This is an HDR beach photo of a sunset at Laguna Beach. I tried to create this photo with only one exposure but just couldn't keep the sky from getting overexposed. So I used HDR, which means High Dynamic Range. It's basically taking three or more separate photos at different exposures. One exposing for the shadows, one for the mids and the last for the highlights. You then take all three of those photos and combine them into one where everything is exposed, or in the case of this photo, everything is usable. I still like my shadows to be dark in my compositions so I kept them black.
This picture is actually made up of two separate HDR photos to get the waves doing what I wanted. One thing about beach photography is you have to have a lot of patience. It's the only type of photography where I'll sit there and continue to take shots over and over and over until I get the perfect one where the waves and water are just right. Or at least doing something interesting.

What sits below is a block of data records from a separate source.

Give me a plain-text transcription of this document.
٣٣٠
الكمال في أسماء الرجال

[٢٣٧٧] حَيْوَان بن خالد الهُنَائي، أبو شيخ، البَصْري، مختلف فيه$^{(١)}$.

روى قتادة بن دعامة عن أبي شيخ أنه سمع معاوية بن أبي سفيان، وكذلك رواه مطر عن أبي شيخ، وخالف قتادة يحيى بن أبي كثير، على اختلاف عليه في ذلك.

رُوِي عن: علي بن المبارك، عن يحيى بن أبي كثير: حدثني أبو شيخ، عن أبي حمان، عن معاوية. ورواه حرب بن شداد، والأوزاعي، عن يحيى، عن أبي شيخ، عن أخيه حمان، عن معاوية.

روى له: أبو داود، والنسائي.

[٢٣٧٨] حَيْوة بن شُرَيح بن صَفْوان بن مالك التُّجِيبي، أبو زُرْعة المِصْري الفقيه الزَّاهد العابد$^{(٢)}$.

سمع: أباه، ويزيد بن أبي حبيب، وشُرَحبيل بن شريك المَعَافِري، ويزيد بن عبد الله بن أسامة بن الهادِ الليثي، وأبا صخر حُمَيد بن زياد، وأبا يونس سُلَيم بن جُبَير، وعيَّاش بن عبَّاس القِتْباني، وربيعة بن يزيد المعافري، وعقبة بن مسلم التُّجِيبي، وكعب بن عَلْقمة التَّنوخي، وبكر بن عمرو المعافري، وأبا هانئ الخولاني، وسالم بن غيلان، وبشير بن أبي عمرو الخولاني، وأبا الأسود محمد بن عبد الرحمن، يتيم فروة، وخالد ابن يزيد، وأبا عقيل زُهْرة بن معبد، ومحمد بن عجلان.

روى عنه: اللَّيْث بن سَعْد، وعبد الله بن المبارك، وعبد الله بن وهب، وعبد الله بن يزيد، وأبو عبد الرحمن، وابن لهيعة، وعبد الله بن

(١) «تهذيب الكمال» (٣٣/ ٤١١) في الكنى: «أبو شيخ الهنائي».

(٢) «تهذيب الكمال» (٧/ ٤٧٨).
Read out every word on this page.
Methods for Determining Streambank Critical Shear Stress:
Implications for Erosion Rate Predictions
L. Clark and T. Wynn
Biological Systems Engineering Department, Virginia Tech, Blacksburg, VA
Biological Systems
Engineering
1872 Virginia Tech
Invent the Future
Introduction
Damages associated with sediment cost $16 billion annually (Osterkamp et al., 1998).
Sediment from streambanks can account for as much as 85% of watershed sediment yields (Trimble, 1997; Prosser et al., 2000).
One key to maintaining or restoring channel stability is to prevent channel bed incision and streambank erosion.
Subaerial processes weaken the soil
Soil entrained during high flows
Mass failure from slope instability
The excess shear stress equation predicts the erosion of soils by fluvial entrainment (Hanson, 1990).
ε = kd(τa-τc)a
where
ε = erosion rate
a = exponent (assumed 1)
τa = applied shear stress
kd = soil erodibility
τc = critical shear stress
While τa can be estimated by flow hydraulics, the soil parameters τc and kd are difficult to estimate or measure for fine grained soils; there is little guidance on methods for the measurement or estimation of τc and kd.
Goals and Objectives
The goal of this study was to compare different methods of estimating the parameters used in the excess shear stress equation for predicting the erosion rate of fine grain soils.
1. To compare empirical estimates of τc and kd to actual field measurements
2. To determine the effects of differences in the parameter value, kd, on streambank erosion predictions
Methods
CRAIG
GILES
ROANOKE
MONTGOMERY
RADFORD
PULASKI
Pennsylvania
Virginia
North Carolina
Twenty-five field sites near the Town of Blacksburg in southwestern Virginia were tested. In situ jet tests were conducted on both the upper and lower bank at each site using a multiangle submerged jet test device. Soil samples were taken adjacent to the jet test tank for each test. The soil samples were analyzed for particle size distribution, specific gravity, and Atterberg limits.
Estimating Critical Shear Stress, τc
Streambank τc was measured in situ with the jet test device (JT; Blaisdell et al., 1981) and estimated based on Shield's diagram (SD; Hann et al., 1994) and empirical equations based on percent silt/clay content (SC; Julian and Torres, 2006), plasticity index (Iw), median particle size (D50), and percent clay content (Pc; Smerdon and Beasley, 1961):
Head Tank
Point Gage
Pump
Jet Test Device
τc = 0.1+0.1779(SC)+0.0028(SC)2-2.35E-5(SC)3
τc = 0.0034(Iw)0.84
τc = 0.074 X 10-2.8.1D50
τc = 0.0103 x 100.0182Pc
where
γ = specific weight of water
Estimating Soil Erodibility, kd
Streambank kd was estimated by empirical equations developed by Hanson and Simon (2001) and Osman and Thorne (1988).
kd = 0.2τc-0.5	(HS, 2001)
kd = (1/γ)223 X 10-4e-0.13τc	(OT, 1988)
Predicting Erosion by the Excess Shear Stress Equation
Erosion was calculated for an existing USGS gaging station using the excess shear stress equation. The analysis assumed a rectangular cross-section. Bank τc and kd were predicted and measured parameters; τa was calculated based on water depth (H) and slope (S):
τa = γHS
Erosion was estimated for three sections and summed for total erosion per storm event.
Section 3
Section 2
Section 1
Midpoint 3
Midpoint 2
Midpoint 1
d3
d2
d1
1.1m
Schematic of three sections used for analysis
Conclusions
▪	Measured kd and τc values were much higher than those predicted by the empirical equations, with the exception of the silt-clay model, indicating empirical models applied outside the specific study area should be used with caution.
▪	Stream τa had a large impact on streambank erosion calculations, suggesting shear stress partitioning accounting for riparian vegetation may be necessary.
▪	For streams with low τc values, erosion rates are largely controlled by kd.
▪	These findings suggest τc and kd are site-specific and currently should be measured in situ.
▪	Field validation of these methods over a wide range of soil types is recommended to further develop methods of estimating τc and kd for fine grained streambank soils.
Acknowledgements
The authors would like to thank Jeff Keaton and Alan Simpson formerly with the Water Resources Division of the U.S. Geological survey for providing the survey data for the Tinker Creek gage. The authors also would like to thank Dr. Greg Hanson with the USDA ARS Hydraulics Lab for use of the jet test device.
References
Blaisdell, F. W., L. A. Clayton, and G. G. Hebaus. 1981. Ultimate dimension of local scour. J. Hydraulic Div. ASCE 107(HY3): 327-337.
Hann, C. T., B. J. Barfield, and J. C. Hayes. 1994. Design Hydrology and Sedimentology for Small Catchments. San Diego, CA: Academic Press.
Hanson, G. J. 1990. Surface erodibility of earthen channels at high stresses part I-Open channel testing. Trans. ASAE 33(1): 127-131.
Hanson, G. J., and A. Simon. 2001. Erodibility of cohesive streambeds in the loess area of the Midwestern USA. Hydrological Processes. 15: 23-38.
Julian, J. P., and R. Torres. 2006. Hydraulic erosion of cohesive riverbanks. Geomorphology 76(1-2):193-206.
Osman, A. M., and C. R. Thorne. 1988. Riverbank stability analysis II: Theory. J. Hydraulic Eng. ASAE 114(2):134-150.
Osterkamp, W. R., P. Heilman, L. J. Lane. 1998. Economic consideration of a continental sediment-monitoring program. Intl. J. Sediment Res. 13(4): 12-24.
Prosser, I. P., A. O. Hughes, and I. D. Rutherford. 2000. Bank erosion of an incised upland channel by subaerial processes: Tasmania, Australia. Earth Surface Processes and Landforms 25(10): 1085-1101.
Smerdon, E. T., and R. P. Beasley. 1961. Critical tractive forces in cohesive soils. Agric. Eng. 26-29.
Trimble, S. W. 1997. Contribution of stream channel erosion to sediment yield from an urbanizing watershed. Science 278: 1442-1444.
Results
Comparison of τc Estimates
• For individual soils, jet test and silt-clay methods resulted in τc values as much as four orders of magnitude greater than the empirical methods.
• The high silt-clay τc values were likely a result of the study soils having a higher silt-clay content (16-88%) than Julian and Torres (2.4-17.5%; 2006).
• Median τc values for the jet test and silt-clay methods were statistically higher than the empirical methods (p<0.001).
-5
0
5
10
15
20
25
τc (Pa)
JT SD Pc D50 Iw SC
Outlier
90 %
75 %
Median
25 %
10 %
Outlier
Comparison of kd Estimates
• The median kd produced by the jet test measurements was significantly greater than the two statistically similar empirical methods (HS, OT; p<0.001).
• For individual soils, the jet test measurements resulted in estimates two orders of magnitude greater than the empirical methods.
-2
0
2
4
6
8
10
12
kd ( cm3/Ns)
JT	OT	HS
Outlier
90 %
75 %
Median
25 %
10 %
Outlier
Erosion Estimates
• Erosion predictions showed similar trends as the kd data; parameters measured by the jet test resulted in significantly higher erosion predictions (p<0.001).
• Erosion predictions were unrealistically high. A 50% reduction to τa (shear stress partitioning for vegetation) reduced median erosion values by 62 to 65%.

In this photo I took the foreground water from one shot, and the splashing wave in the background from another. It's actually a bit more complicated than that because I had to mask the shots prior to combining them into a single HDR photo. So I masked out the best part from one of the bracketed photos in each HDR sequence creating two separate HDR photos. Then I created a simple layer mask in Photoshop to blend them and did my final color back in Lightroom 4.2. Which now runs snappier than ever. I'm very happy Adobe updated it and got all the annoying bugs out of it that was causing it to run painfully slow. Thank you Adobe for listening to us.